Die Klage war erfolgreich. Das Oberlan­des­gericht Hamm hat die Beklagten nach sachver­ständiger Begutachtung zur Zahlung des beantragten Schaden­s­er­satzes verurteilt. Der die Patientin behandelnde Beklagte habe es versäumt, eine ausreichende histologische Untersuchung zum Ausschluss eines Melanoms sicherzustellen. Auch wenn die Patientin von einem Stoßereignis und damit einer naheliegenden Ursache für ein Hämatom berichtet habe, hätte der Beklagte mittels einer umfassenden Diffe­ren­zi­a­l­dia­gnostik eine - ohne rechtzeitige Behandlung tödlich verlaufende - Hautkre­bs­er­krankung sicher abklären müssen. Die vom Beklagten veranlasste histologische Untersuchung sei unzureichend gewesen, weil sie nicht durch eine im Bereich des möglichen Melanoms entnommene Nagelprobe vorbereitet worden sei, vielmehr habe es der Beklagte der Patientin überlassen, den Ort der Probe festzulegen und sie dort zu entnehmen.

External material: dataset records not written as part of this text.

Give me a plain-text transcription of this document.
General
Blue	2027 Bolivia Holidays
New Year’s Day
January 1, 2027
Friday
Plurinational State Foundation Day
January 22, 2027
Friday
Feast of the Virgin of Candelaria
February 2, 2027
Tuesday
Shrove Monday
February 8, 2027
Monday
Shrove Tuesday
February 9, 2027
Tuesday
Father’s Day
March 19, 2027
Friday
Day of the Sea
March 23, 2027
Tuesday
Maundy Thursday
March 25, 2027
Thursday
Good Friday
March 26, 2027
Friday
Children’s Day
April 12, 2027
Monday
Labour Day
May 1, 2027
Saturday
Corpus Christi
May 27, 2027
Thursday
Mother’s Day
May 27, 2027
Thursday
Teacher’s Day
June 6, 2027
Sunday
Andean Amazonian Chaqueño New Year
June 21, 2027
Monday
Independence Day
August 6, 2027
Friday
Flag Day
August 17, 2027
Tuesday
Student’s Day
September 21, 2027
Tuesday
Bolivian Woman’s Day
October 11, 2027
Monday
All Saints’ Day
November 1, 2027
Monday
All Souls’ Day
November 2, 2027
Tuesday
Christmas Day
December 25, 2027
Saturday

Darüber hinaus sei den Beklagten vorzuwerfen, der Patientin nach der telefonischen Übermittlung des histologischen Befundes nicht hinreichend deutlich gemacht zu haben, dass sie sich zur weiteren Befundung in der Praxis alsbald wieder­vor­stellen solle.

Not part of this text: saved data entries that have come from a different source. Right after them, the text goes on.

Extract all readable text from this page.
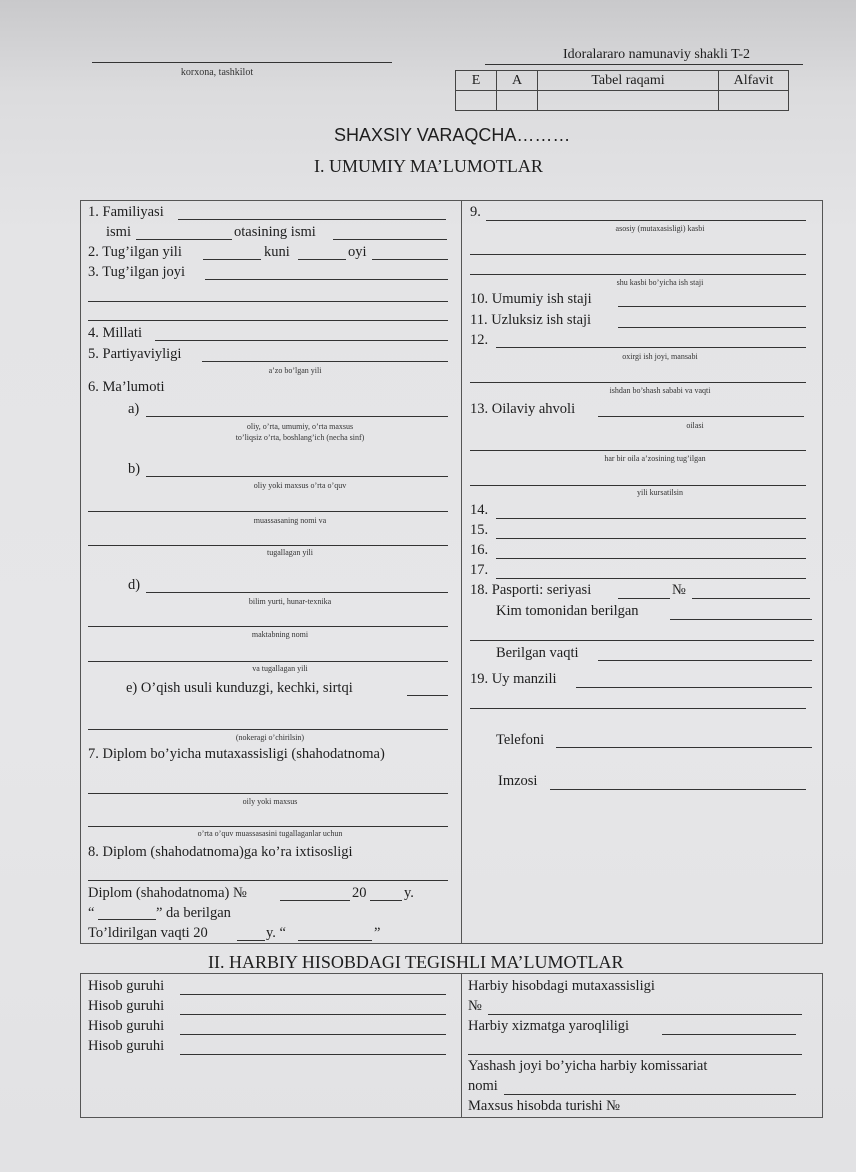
korxona, tashkilot
Idoralararo namunaviy shakli T-2
E	A	Tabel raqami	Alfavit

SHAXSIY VARAQCHA………
I. UMUMIY MA’LUMOTLAR
1. Familiyasi
ismi	otasining ismi
2. Tug’ilgan yili	kuni	oyi
3. Tug’ilgan joyi
4. Millati
5. Partiyaviyligi
a’zo bo’lgan yili
6. Ma’lumoti
a)
oliy, o’rta, umumiy, o’rta maxsus
to’liqsiz o’rta, boshlang’ich (necha sinf)
b)
oliy yoki maxsus o’rta o’quv
muassasaning nomi va
tugallagan yili
d)
bilim yurti, hunar-texnika
maktabning nomi
va tugallagan yili
e) O’qish usuli kunduzgi, kechki, sirtqi
(nokeragi o’chirilsin)
7. Diplom bo’yicha mutaxassisligi (shahodatnoma)
oily yoki maxsus
o’rta o’quv muassasasini tugallaganlar uchun
8. Diplom (shahodatnoma)ga ko’ra ixtisosligi
Diplom (shahodatnoma) №	20	y.
“	” da berilgan
To’ldirilgan vaqti 20	y. “	”
9.
asosiy (mutaxasisligi) kasbi
shu kasbi bo’yicha ish staji
10. Umumiy ish staji
11. Uzluksiz ish staji
12.
oxirgi ish joyi, mansabi
ishdan bo’shash sababi va vaqti
13. Oilaviy ahvoli
oilasi
har bir oila a’zosining tug’ilgan
yili kursatilsin
14.
15.
16.
17.
18. Pasporti: seriyasi	№
Kim tomonidan berilgan
Berilgan vaqti
19. Uy manzili
Telefoni
Imzosi
II. HARBIY HISOBDAGI TEGISHLI MA’LUMOTLAR
Hisob guruhi
Hisob guruhi
Hisob guruhi
Hisob guruhi
Harbiy hisobdagi mutaxassisligi
№
Harbiy xizmatga yaroqliligi
Yashash joyi bo’yicha harbiy komissariat
nomi
Maxsus hisobda turishi №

Schmerzensgeld in Höhe von 100.000 Euro gerechtfertigt

Das Fehlverhalten der Beklagten sei jedenfalls in der Gesamtheit als grob behand­lungs­feh­lerhaft zu beurteilen und führe zu einer Beweis­la­st­umkehr hinsichtlich der zurechenbaren Folgen. Bei ordnungsgemäßer Befundung hätte das bei der Patientin zum Zeitpunkt ihrer Behandlung durch die Beklagten bereits vorhandene Melanom festgestellt werden müssen. Abgesehen von der auch in diesem Fall notwendigen Amputation des Zehen­grund­gliedes sei den Beklagten der sich weiter verschlech­ternde Gesund­heits­zustand der Klägerin und ihr durch die Krebserkrankung bedingter Tod zuzurechnen. Mit dem Sachver­ständigen gehe das Gericht dabei davon aus, dass die Patientin nach der Amputation eine hypothetische Chance auf eine vollständige Heilung gehabt habe. Die den Beklagten zuzurechnenden Umstände rechtfertigten ein Schmerzensgeld in Höhe von 100.000 Euro.